Agop Martayan Dilaçar besuchte in seiner Jugend das renommierte Robert College in Istanbul. Während des Studiums war er schon als Lehrer für armenische Sprache tätig und publizierte in armenischen Zeitungen. Nach Abschluss des Studiums diente er als Offizier in der 2. Armee in Diyarbakir. Er wurde für seine Tapferkeit ausgezeichnet. In Damaskus wurde er Mustafa Kemal Pascha (Atatürk) vorgestellt, der damals Befehlshaber der 7. Armee war. Atatürk zeigt sich von der Intelligenz und Loyalität des jungen Armeniers angetan.

Nach Ende seiner Dienstzeit arbeitete er in Beirut als Direktor einer armenischen Schule. Gleichzeitig war er Chefredakteur der ersten armenischen Zeitung im Libanon (Luys). Er kehrt nach Istanbul zurück und bricht von dort mit seiner Frau Meline nach Sofia auf, wo er an der dortigen Universität Alttürkisch und Uygurisch lehrt. Er publiziert erste Bücher.

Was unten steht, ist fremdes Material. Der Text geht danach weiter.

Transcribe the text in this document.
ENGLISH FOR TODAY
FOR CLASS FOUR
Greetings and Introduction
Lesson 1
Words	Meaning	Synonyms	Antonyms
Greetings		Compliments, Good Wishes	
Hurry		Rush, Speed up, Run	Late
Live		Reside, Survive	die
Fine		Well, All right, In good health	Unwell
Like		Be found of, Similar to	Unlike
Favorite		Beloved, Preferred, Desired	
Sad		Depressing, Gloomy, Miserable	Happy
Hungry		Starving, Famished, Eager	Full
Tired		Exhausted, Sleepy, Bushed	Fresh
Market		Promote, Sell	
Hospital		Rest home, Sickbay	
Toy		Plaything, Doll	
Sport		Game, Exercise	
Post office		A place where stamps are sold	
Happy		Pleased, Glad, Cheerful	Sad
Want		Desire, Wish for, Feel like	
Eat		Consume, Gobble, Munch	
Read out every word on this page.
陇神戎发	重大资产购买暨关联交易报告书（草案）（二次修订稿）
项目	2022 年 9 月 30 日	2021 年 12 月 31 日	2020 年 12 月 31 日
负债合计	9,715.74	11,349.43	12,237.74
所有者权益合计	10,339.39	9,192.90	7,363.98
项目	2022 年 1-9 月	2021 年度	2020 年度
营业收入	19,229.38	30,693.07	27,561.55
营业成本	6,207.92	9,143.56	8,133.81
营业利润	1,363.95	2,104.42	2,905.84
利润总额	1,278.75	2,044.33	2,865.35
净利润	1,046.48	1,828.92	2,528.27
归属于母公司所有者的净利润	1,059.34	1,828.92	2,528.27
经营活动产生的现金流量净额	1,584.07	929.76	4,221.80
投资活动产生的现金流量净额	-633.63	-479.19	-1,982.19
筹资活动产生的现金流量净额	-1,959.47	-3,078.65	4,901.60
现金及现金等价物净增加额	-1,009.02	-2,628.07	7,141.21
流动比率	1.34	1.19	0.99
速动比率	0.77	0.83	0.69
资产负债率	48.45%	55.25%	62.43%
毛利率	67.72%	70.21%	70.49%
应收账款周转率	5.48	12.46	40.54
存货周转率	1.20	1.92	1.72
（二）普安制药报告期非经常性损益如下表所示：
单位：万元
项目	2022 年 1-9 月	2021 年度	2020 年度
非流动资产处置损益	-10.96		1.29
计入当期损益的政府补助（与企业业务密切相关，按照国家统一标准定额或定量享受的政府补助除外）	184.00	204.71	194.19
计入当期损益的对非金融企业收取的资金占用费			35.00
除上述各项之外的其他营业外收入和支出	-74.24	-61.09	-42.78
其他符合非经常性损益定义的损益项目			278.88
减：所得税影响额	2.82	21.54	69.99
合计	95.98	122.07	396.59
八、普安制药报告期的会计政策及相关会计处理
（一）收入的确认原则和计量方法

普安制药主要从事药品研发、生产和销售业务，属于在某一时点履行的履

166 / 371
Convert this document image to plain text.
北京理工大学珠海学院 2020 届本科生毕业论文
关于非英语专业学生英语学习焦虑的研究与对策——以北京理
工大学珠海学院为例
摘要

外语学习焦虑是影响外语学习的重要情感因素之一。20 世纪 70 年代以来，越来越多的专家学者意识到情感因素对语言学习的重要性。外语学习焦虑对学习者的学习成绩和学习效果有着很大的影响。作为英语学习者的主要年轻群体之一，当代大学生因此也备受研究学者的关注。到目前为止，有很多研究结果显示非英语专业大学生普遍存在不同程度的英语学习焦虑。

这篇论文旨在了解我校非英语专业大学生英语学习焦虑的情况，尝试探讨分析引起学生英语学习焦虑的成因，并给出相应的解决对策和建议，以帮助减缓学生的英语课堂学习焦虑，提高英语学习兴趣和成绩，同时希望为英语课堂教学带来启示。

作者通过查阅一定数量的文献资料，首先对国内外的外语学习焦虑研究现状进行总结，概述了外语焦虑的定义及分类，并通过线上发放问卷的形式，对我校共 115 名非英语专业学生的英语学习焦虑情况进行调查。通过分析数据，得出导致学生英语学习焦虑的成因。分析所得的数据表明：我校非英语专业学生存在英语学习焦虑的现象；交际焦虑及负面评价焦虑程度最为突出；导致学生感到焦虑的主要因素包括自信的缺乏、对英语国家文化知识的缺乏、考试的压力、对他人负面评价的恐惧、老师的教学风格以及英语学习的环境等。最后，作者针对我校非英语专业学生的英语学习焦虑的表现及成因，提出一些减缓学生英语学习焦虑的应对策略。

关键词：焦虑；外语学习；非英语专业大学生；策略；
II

Atatürk wurde 1932 durch einen Aufsatz von Agop Dilaçar in der armenischen Zeitung "Arevelk" erneut auf ihn aufmerksam. Atatürk plante damals die Erneuerung der türkischen Sprache. Er lud ihn zu einer Konferenz über die Erneuerung der türkischen Sprache nach Istanbul ein. Später wurde Agop Dilaçar Hauptsachverständiger des türkischen Sprachinstituts und ließ sich in Ankara nieder.

Verdienste

Dilaçar lehrte als Professor der Turkologie an der Universität in Ankara, er verfasste mehrere wichtige Arbeiten zur türkischen Sprache. Er ordnete die Sprache, die lediglich aus einer Reihe von Dialekten bestand. Er arbeitete an der Transskription in lateinische Buchstaben. Er verfasste eine türkische Grammatik, angeblich die erste ihrer Art.

Rücktritt

Die in Deutschland lebende türkische Journalistin Yelda Özcan vermutet, daß Agop Martayan Dilaçar wegen des Eintrages in der Türkischen Enzyklopädie zu den Armeniern vom Chefredakteurposten zurückgetreten ist. Dort wurden Armenier als hinterhältig dargestellt und als Verräter verleumdet.

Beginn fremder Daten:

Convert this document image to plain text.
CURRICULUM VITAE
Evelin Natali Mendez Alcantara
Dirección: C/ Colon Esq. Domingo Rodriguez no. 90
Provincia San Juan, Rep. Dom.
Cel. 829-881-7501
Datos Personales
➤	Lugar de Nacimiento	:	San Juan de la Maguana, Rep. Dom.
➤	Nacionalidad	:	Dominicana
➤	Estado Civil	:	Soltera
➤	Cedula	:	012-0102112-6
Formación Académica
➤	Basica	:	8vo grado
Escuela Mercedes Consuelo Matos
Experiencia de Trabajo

Die Ämter für Geschichte und Sprache "Türk Tarih Kurumu", "Türk Dil Kurumu" entwickelten kurz nach der Republikgründung eine neue türkische Geschichts- "Türk Tarih Tezi" und Sprachthese. Diesen Thesen zufolge bildete ,,die türkische Rasse", die sich aus Mittelasien in der Welt ausgebreitet hätte, eine Herrenrasse, aus der die ersten Kulturen der Welt hervorgegangen seien. Danach seien Sumerer, Hethiter, Etrusker, Ägypter, Römer, Inder, Chinesen und die antiken Griechen allesamt Türken gewesen. Völker wie Armenier oder Kurden wurden als "Nomaden ohne Kultur und Sprache" oder als "Bergtürken", die ihre Kultur und Sprache verloren hätten, dargestellt.

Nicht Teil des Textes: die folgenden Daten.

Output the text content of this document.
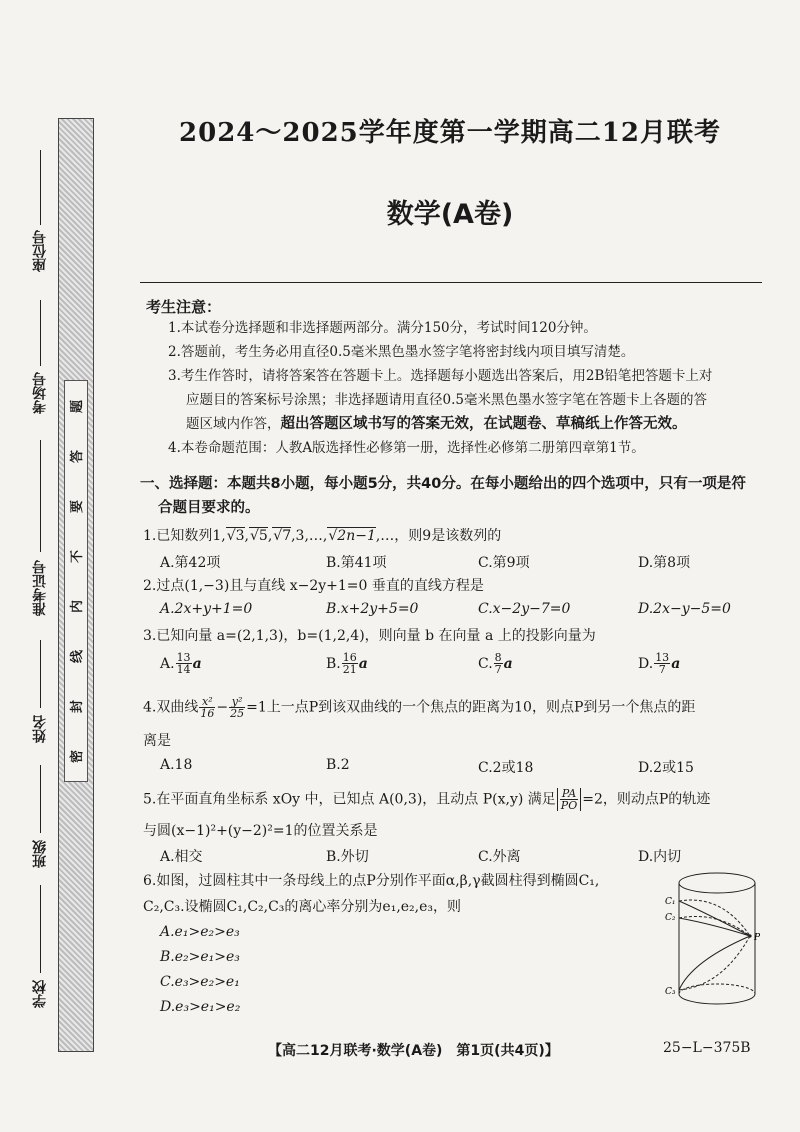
题
答
要
不
内
线
封
密
座位号
考场号
准考证号
姓名
班级
学校
2024～2025学年度第一学期高二12月联考
数学(A卷)
考生注意：
1.本试卷分选择题和非选择题两部分。满分150分，考试时间120分钟。
2.答题前，考生务必用直径0.5毫米黑色墨水签字笔将密封线内项目填写清楚。
3.考生作答时，请将答案答在答题卡上。选择题每小题选出答案后，用2B铅笔把答题卡上对
应题目的答案标号涂黑；非选择题请用直径0.5毫米黑色墨水签字笔在答题卡上各题的答
题区域内作答，超出答题区域书写的答案无效，在试题卷、草稿纸上作答无效。
4.本卷命题范围：人教A版选择性必修第一册，选择性必修第二册第四章第1节。
一、选择题：本题共8小题，每小题5分，共40分。在每小题给出的四个选项中，只有一项是符
合题目要求的。
1.已知数列1,√3,√5,√7,3,…,√2n−1,…，则9是该数列的
A.第42项	B.第41项	C.第9项	D.第8项
2.过点(1,−3)且与直线 x−2y+1=0 垂直的直线方程是
A.2x+y+1=0	B.x+2y+5=0	C.x−2y−7=0	D.2x−y−5=0
3.已知向量 a=(2,1,3)，b=(1,2,4)，则向量 b 在向量 a 上的投影向量为
A. $\frac{13}{14}$ a	B. $\frac{16}{21}$ a	C. $\frac{8}{7}$ a	D. $\frac{13}{7}$ a
4.双曲线 $\frac{\text{x²}}{16} - \frac{\text{y²}}{25} =1$上一点P到该双曲线的一个焦点的距离为10，则点P到另一个焦点的距
离是
A.18	B.2	C.2或18	D.2或15
5.在平面直角坐标系 xOy 中，已知点 A(0,3)，且动点 P(x,y) 满足 $\frac{PA}{PO} =2$，则动点P的轨迹
与圆(x−1)²+(y−2)²=1的位置关系是
A.相交	B.外切	C.外离	D.内切
6.如图，过圆柱其中一条母线上的点P分别作平面α,β,γ截圆柱得到椭圆C₁,
C₂,C₃.设椭圆C₁,C₂,C₃的离心率分别为e₁,e₂,e₃，则
A.e₁>e₂>e₃
B.e₂>e₁>e₃
C.e₃>e₂>e₁
D.e₃>e₁>e₂
C₁
C₂
C₃
P
【高二12月联考·数学(A卷)　第1页(共4页)】	25−L−375B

Gleichzeitig wurde auch institutionell an der Entwicklung einer Einheitssprache gearbeitet. Mit der Theorie, die vom Amt für türkische Sprache entwickelt und Sonnen-Sprachtheorie genannt wurde, sollte bewiesen werden, dass die türkische Sprache die Ursprache für alle Sprachen auf der Erde ist. Vertreten wurde vor allem die These, dass alle indoeuropäischen Sprachen vom Türkischen abstammen. Des Weiteren war man damals davon überzeugt, dass Sprachwissenschaftler in Europa zwar seit mehr als 100 Jahren versucht hätten, die Grundlagen und Ursprünge ihrer Sprachen zu erforschen. Das sei ihnen bis jetzt aber nicht gelungen, weil sie die türkische Sprache außer Acht gelassen hätten. Für den Wahrheitsgehalt beider Theorien fehlen bis heute jeglicher Beweis.